There is perhaps something more than the ice, the glaring snow, and the pulverizing zero wind. That is the mud. René and his wife found, during the foul period of mud, such small sorties as in the summer they permitted themselves, impracticable. The telephone had to be resorted to. There is no spring in Momaco. There is a period of winds — milder than the winter ones, but very fierce and quite cold, which is said to come in March but which really comes in April. Everything arrives a month later than it is supposed to do. May is very violent, too. Off and on there is a great deal of wind in Momaco; not so much as in Chicago or Buffalo, where ropes along the sidewalks have to be provided for pedestrians at times, but still it is far windier than anywhere in Europe, except as you approach the Sahara. Unlike an ocean wind, it is charged with no pep. It is a violent annoyance: you are being pushed around by an element you do not respect.When it finds its highest expression is in the tornadoes of the central United States. But Canada east of the Rockies is part of that unstable system.
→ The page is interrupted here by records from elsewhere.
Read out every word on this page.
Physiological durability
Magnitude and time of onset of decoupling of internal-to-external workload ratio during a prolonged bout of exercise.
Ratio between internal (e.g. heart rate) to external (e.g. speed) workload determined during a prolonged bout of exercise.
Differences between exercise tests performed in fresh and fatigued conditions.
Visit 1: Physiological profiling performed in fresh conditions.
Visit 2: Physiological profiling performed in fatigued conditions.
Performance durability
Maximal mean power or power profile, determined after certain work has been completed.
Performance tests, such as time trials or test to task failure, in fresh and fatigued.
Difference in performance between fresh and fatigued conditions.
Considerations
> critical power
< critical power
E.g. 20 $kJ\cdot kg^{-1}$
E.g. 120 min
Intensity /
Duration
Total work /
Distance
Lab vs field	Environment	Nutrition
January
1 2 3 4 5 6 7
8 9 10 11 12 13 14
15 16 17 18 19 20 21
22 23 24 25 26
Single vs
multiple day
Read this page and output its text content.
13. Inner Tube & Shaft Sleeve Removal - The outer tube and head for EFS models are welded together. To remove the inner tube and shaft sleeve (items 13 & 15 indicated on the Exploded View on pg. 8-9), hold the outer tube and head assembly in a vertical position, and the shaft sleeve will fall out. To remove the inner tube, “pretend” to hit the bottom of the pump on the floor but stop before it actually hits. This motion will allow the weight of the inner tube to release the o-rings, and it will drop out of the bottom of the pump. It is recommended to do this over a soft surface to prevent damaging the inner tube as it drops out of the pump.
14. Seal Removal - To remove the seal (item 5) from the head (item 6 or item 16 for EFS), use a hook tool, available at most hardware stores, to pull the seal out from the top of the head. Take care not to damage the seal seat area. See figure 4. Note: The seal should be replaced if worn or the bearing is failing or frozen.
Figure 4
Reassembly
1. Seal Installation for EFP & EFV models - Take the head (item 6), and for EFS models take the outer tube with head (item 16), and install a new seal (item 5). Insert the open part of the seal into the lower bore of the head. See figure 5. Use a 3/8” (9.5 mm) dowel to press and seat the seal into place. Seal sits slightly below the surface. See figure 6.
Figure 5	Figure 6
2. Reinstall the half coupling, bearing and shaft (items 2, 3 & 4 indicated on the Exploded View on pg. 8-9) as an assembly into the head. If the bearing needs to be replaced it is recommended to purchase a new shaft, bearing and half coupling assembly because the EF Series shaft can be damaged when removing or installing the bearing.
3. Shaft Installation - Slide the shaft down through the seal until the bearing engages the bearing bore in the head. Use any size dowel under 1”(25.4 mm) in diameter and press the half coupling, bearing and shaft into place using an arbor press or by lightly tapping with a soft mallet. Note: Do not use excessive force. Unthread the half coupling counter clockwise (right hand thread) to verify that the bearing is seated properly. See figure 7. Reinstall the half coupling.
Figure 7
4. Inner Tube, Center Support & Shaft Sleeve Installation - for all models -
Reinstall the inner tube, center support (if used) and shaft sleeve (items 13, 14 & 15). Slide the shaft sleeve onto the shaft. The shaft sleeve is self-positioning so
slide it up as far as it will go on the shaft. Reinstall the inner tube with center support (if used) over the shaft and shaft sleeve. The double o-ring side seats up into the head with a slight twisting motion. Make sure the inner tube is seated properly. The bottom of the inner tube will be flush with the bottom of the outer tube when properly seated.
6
Suddenly in Momaco you get summer. The leaves all come out overnight. Agriculturally, between frost and frost, it is a summer of a hundred days.
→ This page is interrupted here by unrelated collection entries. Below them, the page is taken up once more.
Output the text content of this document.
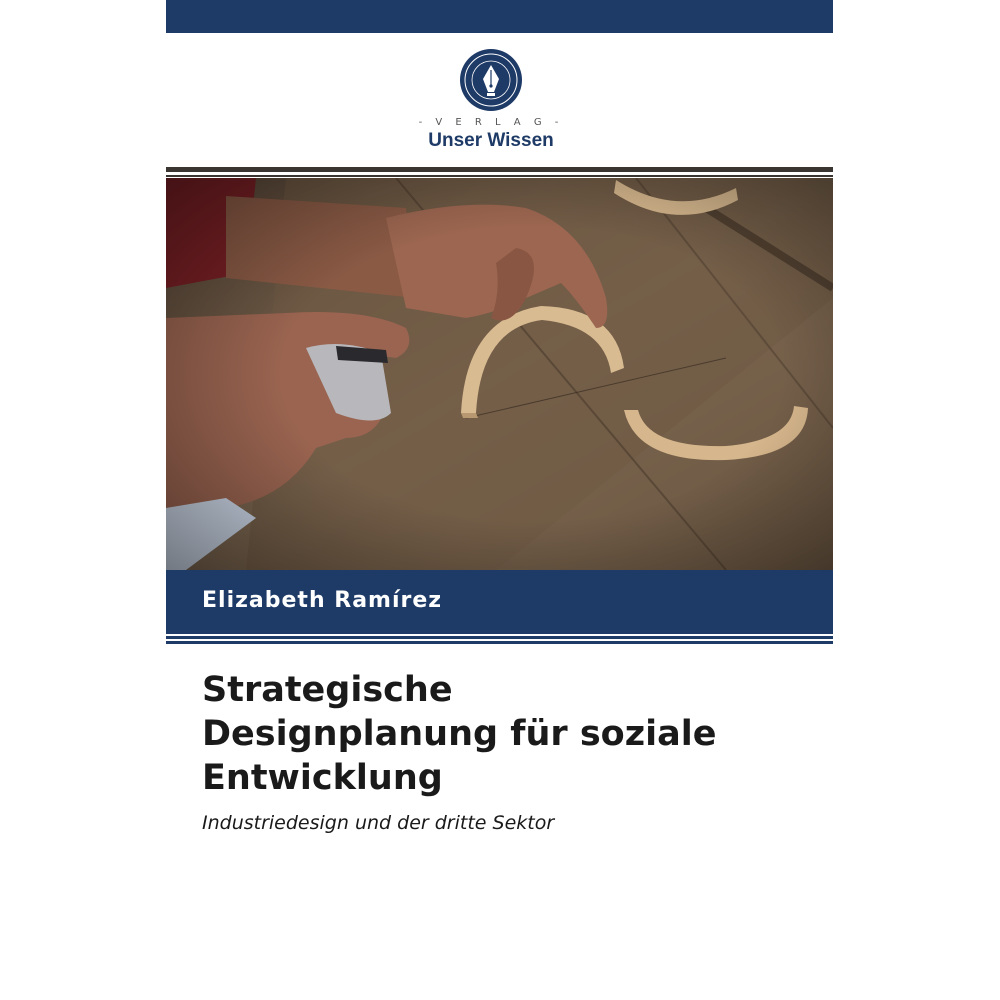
- V E R L A G -
Unser Wissen
Elizabeth Ramírez
Strategische
Designplanung für soziale
Entwicklung
Industriedesign und der dritte Sektor
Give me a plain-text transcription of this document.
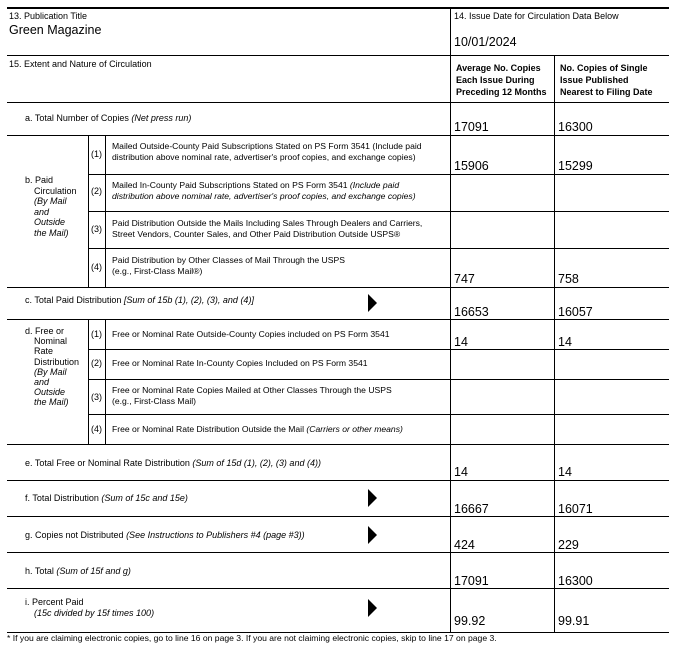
13. Publication Title
Green Magazine
14. Issue Date for Circulation Data Below
10/01/2024
15. Extent and Nature of Circulation	Average No. Copies
Each Issue During
Preceding 12 Months
No. Copies of Single
Issue Published
Nearest to Filing Date
a. Total Number of Copies (Net press run)
17091	16300
b. Paid
Circulation
(By Mail
and
Outside
the Mail)
(1)
Mailed Outside-County Paid Subscriptions Stated on PS Form 3541 (Include paid
distribution above nominal rate, advertiser's proof copies, and exchange copies)
15906	15299
(2)
Mailed In-County Paid Subscriptions Stated on PS Form 3541 (Include paid
distribution above nominal rate, advertiser's proof copies, and exchange copies)
(3)
Paid Distribution Outside the Mails Including Sales Through Dealers and Carriers,
Street Vendors, Counter Sales, and Other Paid Distribution Outside USPS®
(4)
Paid Distribution by Other Classes of Mail Through the USPS
(e.g., First-Class Mail®)
747	758
c. Total Paid Distribution [Sum of 15b (1), (2), (3), and (4)]
16653	16057
d. Free or
Nominal
Rate
Distribution
(By Mail
and
Outside
the Mail)
(1) Free or Nominal Rate Outside-County Copies included on PS Form 3541
14	14
(2) Free or Nominal Rate In-County Copies Included on PS Form 3541
(3)
Free or Nominal Rate Copies Mailed at Other Classes Through the USPS
(e.g., First-Class Mail)
(4) Free or Nominal Rate Distribution Outside the Mail (Carriers or other means)
e. Total Free or Nominal Rate Distribution (Sum of 15d (1), (2), (3) and (4))
14	14
f. Total Distribution (Sum of 15c and 15e)
16667	16071
g. Copies not Distributed (See Instructions to Publishers #4 (page #3))
424	229
h. Total (Sum of 15f and g)
17091	16300
i. Percent Paid
(15c divided by 15f times 100)
99.92	99.91
* If you are claiming electronic copies, go to line 16 on page 3. If you are not claiming electronic copies, skip to line 17 on page 3.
After that the cattle go back to the barns, and often the cereal farmer locks up his farm and goes south to California.
The summer is in two parts. There is the summer and then a super-summer. The latter is a heat wave, which is hotter than the Red Sea — only in Momaco you cannot console yourself with the thought that, being “east of Suez” there “ain’t no Ten Commandments.” There are Ten Commandments in Momaco, as in no other city in the world. It is the city of the Ten Commandments, all of which are so violently broken that they can never be forgotten, as they can be in a place where no one pays any particular attention to them.
The Indian must have been a gentleman, to have a beautiful moderate summer of his own in November — in protest perhaps at the indecent explosion of silly heat seven months earlier. This sort of Yahoo Summer — in contrast to the Indian Summer — has no rationale. For why should it occur in a country so typically northern as is “My Lady of the Snows”?
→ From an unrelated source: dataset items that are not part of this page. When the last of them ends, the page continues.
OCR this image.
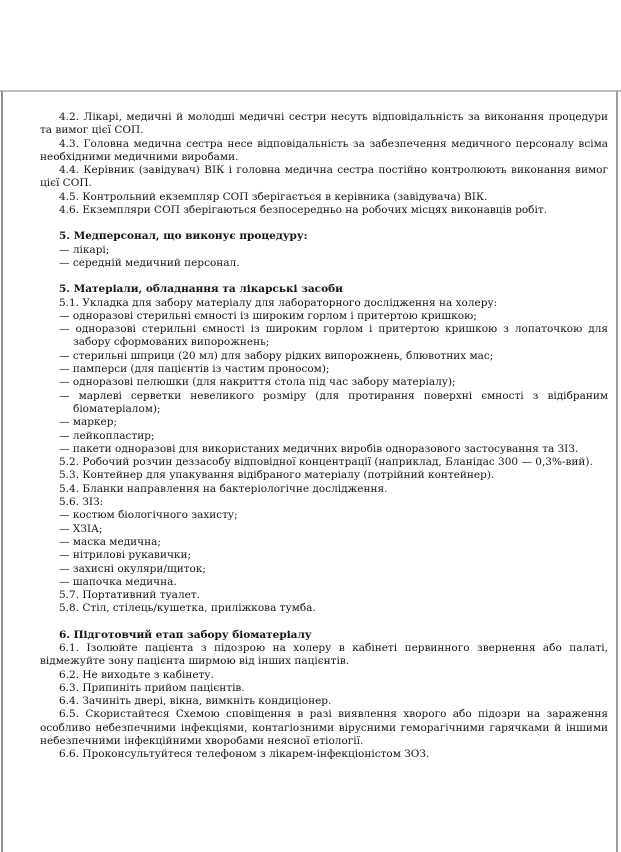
4.2. Лікарі, медичні й молодші медичні сестри несуть відповідальність за виконання процедури та вимог цієї СОП.
4.3. Головна медична сестра несе відповідальність за забезпечення медичного персоналу всіма необхідними медичними виробами.
4.4. Керівник (завідувач) ВІК і головна медична сестра постійно контролюють виконання вимог цієї СОП.
4.5. Контрольний екземпляр СОП зберігається в керівника (завідувача) ВІК.
4.6. Екземпляри СОП зберігаються безпосередньо на робочих місцях виконавців робіт.
5. Медперсонал, що виконує процедуру:
— лікарі;
— середній медичний персонал.
5. Матеріали, обладнання та лікарські засоби
5.1. Укладка для забору матеріалу для лабораторного дослідження на холеру:
— одноразові стерильні ємності із широким горлом і притертою кришкою;
— одноразові стерильні ємності із широким горлом і притертою кришкою з лопаточкою для забору сформованих випорожнень;
— стерильні шприци (20 мл) для забору рідких випорожнень, блювотних мас;
— памперси (для пацієнтів із частим проносом);
— одноразові пелюшки (для накриття стола під час забору матеріалу);
— марлеві серветки невеликого розміру (для протирання поверхні ємності з відібраним біоматеріалом);
— маркер;
— лейкопластир;
— пакети одноразові для використаних медичних виробів одноразового застосування та ЗІЗ.
5.2. Робочий розчин деззасобу відповідної концентрації (наприклад, Бланідас 300 — 0,3%-вий).
5.3. Контейнер для упакування відібраного матеріалу (потрійний контейнер).
5.4. Бланки направлення на бактеріологічне дослідження.
5.6. ЗІЗ:
— костюм біологічного захисту;
— ХЗІА;
— маска медична;
— нітрилові рукавички;
— захисні окуляри/щиток;
— шапочка медична.
5.7. Портативний туалет.
5.8. Стіл, стілець/кушетка, приліжкова тумба.
6. Підготовчий етап забору біоматеріалу
6.1. Ізолюйте пацієнта з підозрою на холеру в кабінеті первинного звернення або палаті, відмежуйте зону пацієнта ширмою від інших пацієнтів.
6.2. Не виходьте з кабінету.
6.3. Припиніть прийом пацієнтів.
6.4. Зачиніть двері, вікна, вимкніть кондиціонер.
6.5. Скористайтеся Схемою сповіщення в разі виявлення хворого або підозри на зараження особливо небезпечними інфекціями, контагіозними вірусними геморагічними гарячками й іншими небезпечними інфекційними хворобами неясної етіології.
6.6. Проконсультуйтеся телефоном з лікарем-інфекціоністом ЗОЗ.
So in the hotel Room the seasons revolve and have a sad repercussion. They deepen the solitude, like the ticking of a great ominous clock. They are of the nature of a clock, as much as is a sundial.
The face of each new section brought a new despair to the two people in the Room. If the leaves appeared on the trees again it was not a matter for rejoicing — it spelt another section of one’s life wasted in corrosive idleness. If the leaves turned russet and yellow and fell off the trees, that was another disagreeable pang. It meant more months had been consumed, with nothing to show for it; months of so-called life in which nothing had been done except wait for the mail, which always brought discouraging news, or listen to the radio, which droned on in its senseless ritual, or write something which might never see the light.
So the seasons were a curse. They were less anonymous than the days of the week — for Monday did not snow, or Thursday make itself known by its great heats, or Friday announce itself by shedding its leaves. Really, if it were not for Sunday, one could more or less feel one was always living on the same day. The seasons kept reminding you of the stupid plodding feet of Time.